W poniedziałek doszło do bezprecedensowego wycieku szkicu opinii amerykańskiego Sądu Najwyższego, z którego wynika, że większość sędziów opowiada się za unieważnieniem wyroku Roe vs. Wade, który zalegalizował w USA aborcję. Jeśli wyrok będzie zgodny z projektem, prawo do aborcji stracą najpewniej mieszkanki 26 stanów. Prezydent Joe Biden zapowiedział już kodyfikację wyroku, czyli zapisanie prawa do przerywania ciąży w ustawie.
Przypomnijmy, jeśli Sąd Najwyższy ostatecznie unieważni wyrok, który zalegalizował w USA prawo do aborcji, decyzja o zakazie czy ograniczeniu prawa do aborcji będzie w rękach władz stanowych. Należy się więc spodziewać, że dojdzie do tego w połowie stanów.
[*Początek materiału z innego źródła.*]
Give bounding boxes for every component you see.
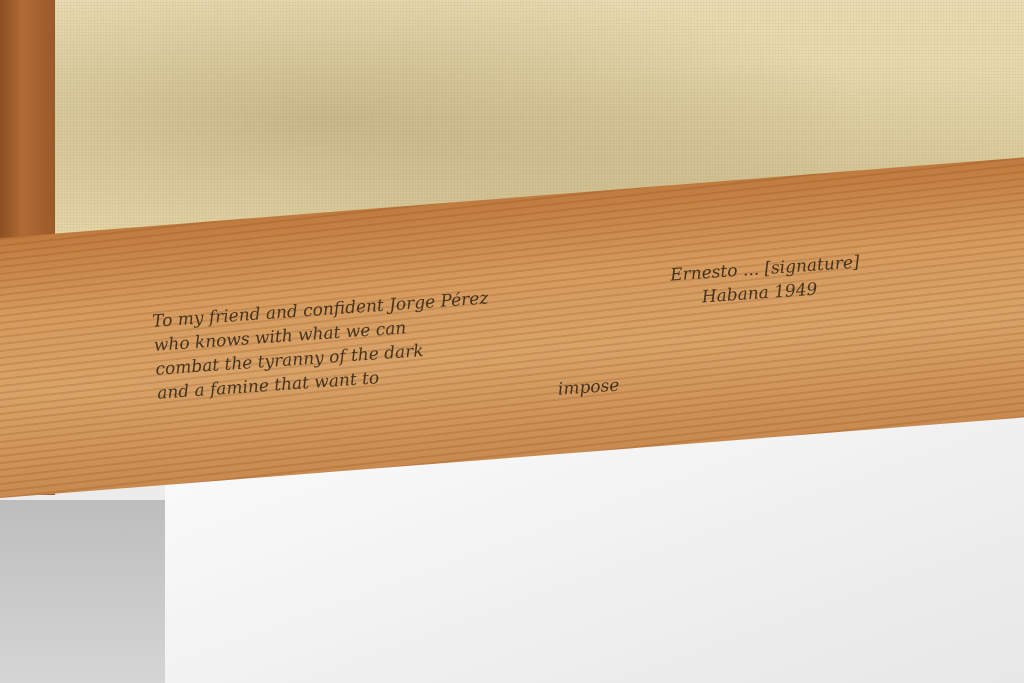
inscription-signature: Ernesto ... [signature] Habana 1949 [669, 244, 952, 311]
inscription-dedication: To my friend and confident Jorge Pérez w… [151, 276, 638, 429]
left-plinth [0, 500, 165, 683]
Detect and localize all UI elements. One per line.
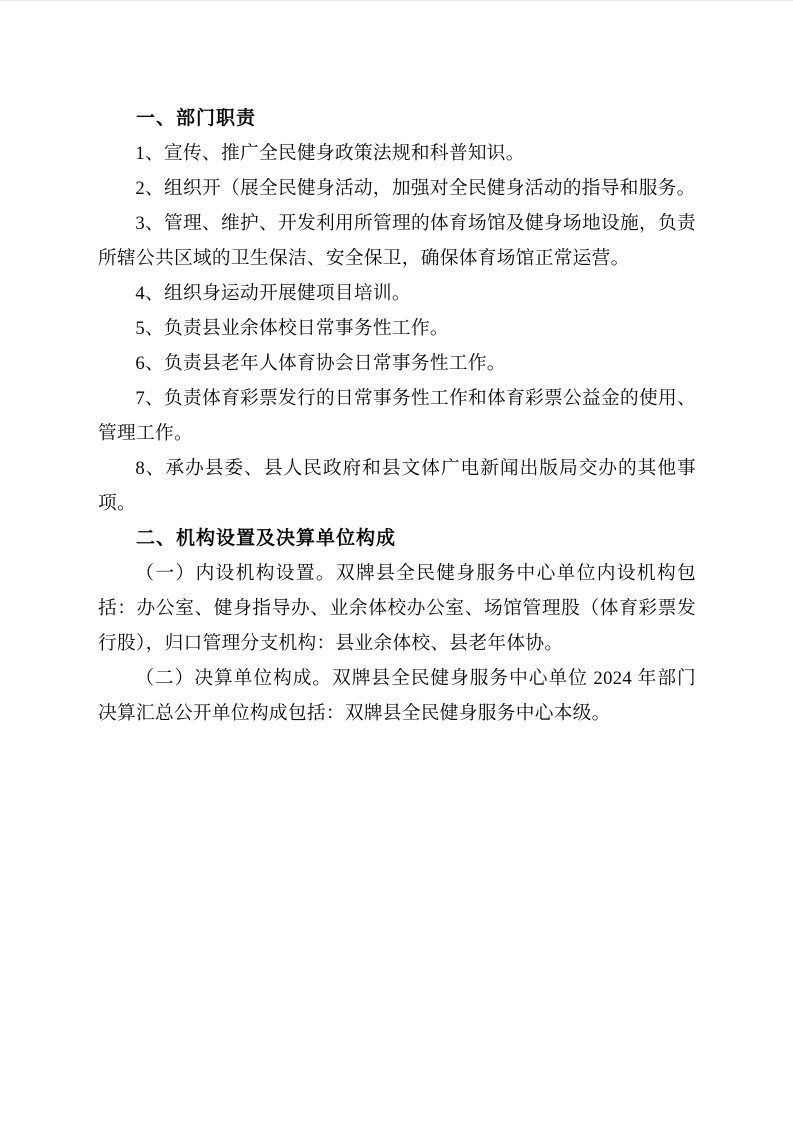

W 13 z nich już wprowadzono prawo, które całkowicie zakaże aborcji z chwilą wejścia wyroku SN w życie. Jednym z takich stanów jest Luizjana.
Więcej wiadomości na stronie głównej Gazeta.pl
Dwa dni po wycieku szkicu opinii SN prawodawcy z Luizjany zaproponowali projekt ustawy, która zakazałaby aborcji w stanie, przyznała prawa konstytucyjne "wszystkim nienarodzonym dzieciom od momentu zapłodnienia" i zaklasyfikowała aborcję jako zabójstwo - podaje Reuters. Jak podkreśla agencja informacyjna, ustawa ta jest jedną z wielu propozycji ograniczenia dostępu do aborcji, jakie pojawiły się w konserwatywnych stanach.
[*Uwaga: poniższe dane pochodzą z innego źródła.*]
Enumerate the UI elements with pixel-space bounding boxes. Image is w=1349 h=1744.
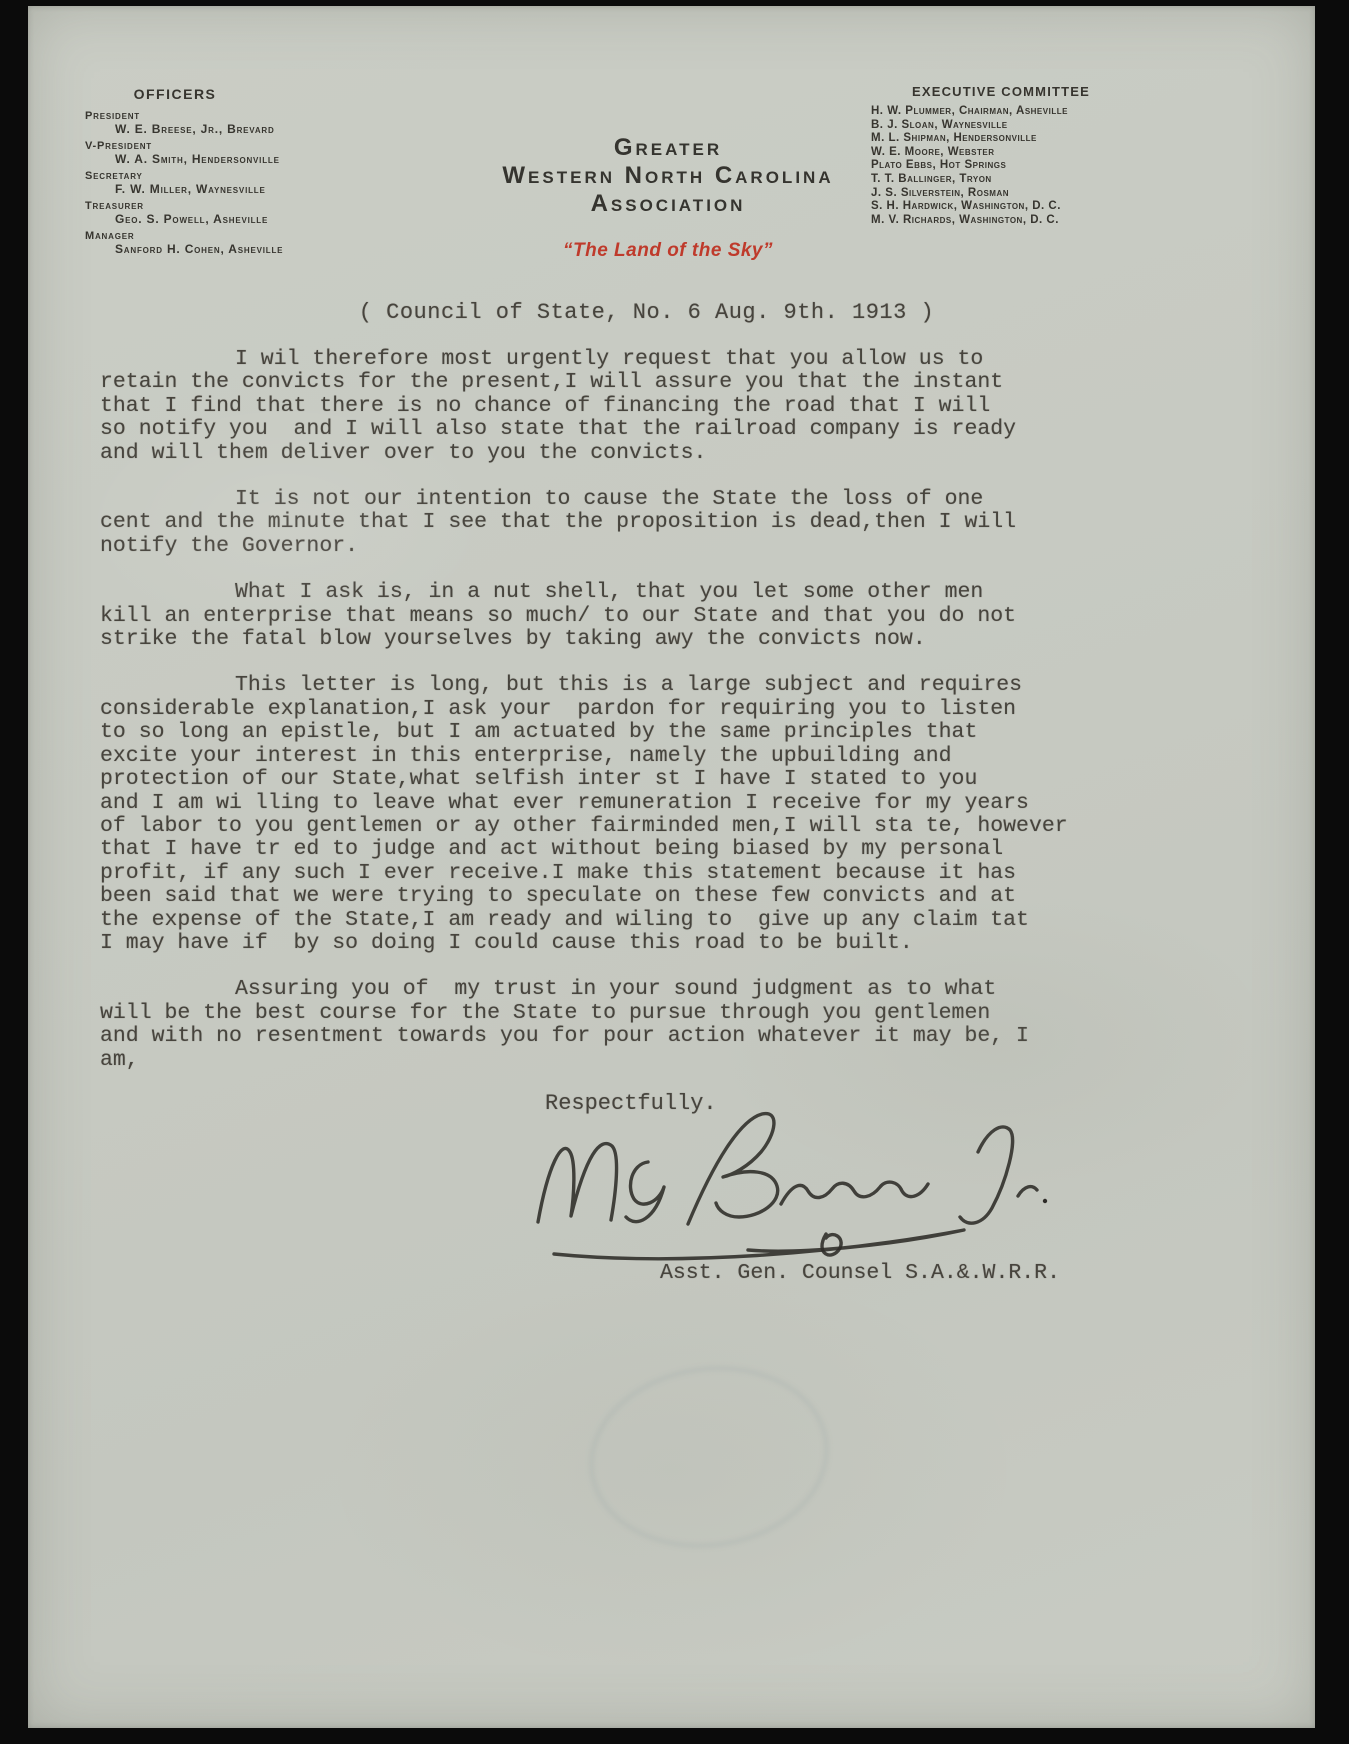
- committee-title: EXECUTIVE COMMITTEE: [871, 84, 1131, 99]
- scanned-document-frame: OFFICERS President W. E. Breese, Jr., Br…: [0, 0, 1349, 1744]
- paragraph-4: This letter is long, but this is a large…: [100, 674, 1100, 955]
- officer-name: Geo. S. Powell, Asheville: [85, 212, 325, 226]
- committee-member: J. S. Silverstein, Rosman: [871, 187, 1131, 201]
- handwritten-signature: [526, 1104, 1056, 1264]
- committee-member: M. V. Richards, Washington, D. C.: [871, 214, 1131, 228]
- paragraph-5: Assuring you of my trust in your sound j…: [100, 978, 1100, 1072]
- letter-page: OFFICERS President W. E. Breese, Jr., Br…: [28, 6, 1315, 1728]
- paragraph-3: What I ask is, in a nut shell, that you …: [100, 581, 1100, 651]
- committee-member: M. L. Shipman, Hendersonville: [871, 132, 1131, 146]
- officers-title: OFFICERS: [85, 86, 265, 102]
- officer-name: W. A. Smith, Hendersonville: [85, 152, 325, 166]
- officer-role: Manager: [85, 230, 325, 242]
- officer-name: F. W. Miller, Waynesville: [85, 182, 325, 196]
- executive-committee-block: EXECUTIVE COMMITTEE H. W. Plummer, Chair…: [871, 84, 1131, 227]
- officer-entry: Secretary F. W. Miller, Waynesville: [85, 170, 325, 196]
- committee-member: Plato Ebbs, Hot Springs: [871, 159, 1131, 173]
- officer-name: W. E. Breese, Jr., Brevard: [85, 122, 325, 136]
- letter-body: I wil therefore most urgently request th…: [100, 348, 1100, 1095]
- officer-role: V-President: [85, 140, 325, 152]
- officer-entry: Treasurer Geo. S. Powell, Asheville: [85, 200, 325, 226]
- officers-block: OFFICERS President W. E. Breese, Jr., Br…: [85, 86, 325, 260]
- officer-entry: V-President W. A. Smith, Hendersonville: [85, 140, 325, 166]
- paragraph-2: It is not our intention to cause the Sta…: [100, 488, 1100, 558]
- officer-role: Secretary: [85, 170, 325, 182]
- bleed-through-stamp-ghost: [577, 1350, 842, 1564]
- officer-name: Sanford H. Cohen, Asheville: [85, 242, 325, 256]
- signature-title: Asst. Gen. Counsel S.A.&.W.R.R.: [660, 1261, 1060, 1285]
- reference-line: ( Council of State, No. 6 Aug. 9th. 1913…: [3, 300, 1290, 325]
- committee-member: H. W. Plummer, Chairman, Asheville: [871, 105, 1131, 119]
- officer-role: Treasurer: [85, 200, 325, 212]
- committee-member: B. J. Sloan, Waynesville: [871, 119, 1131, 133]
- org-tagline: “The Land of the Sky”: [358, 240, 978, 262]
- committee-member: T. T. Ballinger, Tryon: [871, 173, 1131, 187]
- committee-member: W. E. Moore, Webster: [871, 146, 1131, 160]
- officer-entry: Manager Sanford H. Cohen, Asheville: [85, 230, 325, 256]
- committee-member: S. H. Hardwick, Washington, D. C.: [871, 200, 1131, 214]
- officer-entry: President W. E. Breese, Jr., Brevard: [85, 110, 325, 136]
- paragraph-1: I wil therefore most urgently request th…: [100, 348, 1100, 465]
- officer-role: President: [85, 110, 325, 122]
Przeciwnicy tej ustawy uważają, że pozwoli ona ścigać osoby, które dokonały aborcji pod zarzutem zabójstwa i nazywają ją "barbarzyńską". Jak zaznacza Reuters, według aktu stan powinien egzekwować prawo "bez względu na opinie i wyroki Sądu Najwyższego Stanów Zjednoczonych" w sprawie aborcji. Według agencji ma ona penalizować także zapłodnienie metodą in vitro i inne formy kontroli urodzeń.
Wiktoria Beczek, dziennikarka portalu Gazeta.pl, zauważa, że Amerykanie wcale nie popierają zakazu aborcji. "Z sondażu "Washington Post" i ABC wynika, że 54 proc. Amerykanów opowiada się za pozostawieniem Roe vs. Wade, a jedynie 28 proc. za obaleniem wyroku. 58 proc. badanych uważa, że aborcja powinna być legalna we wszystkich lub w większości przypadków, a 37 proc. - że powinna być zakazana w większości przypadków lub całkowicie. Badanie wykazało też, że 70 proc. Amerykanów uważa, że decyzja o aborcji powinna być pozostawiona kobiecie i jej lekarzowi, a tylko 24 proc. uważa, że powinno być to regulowane przez prawo" - podkreśla.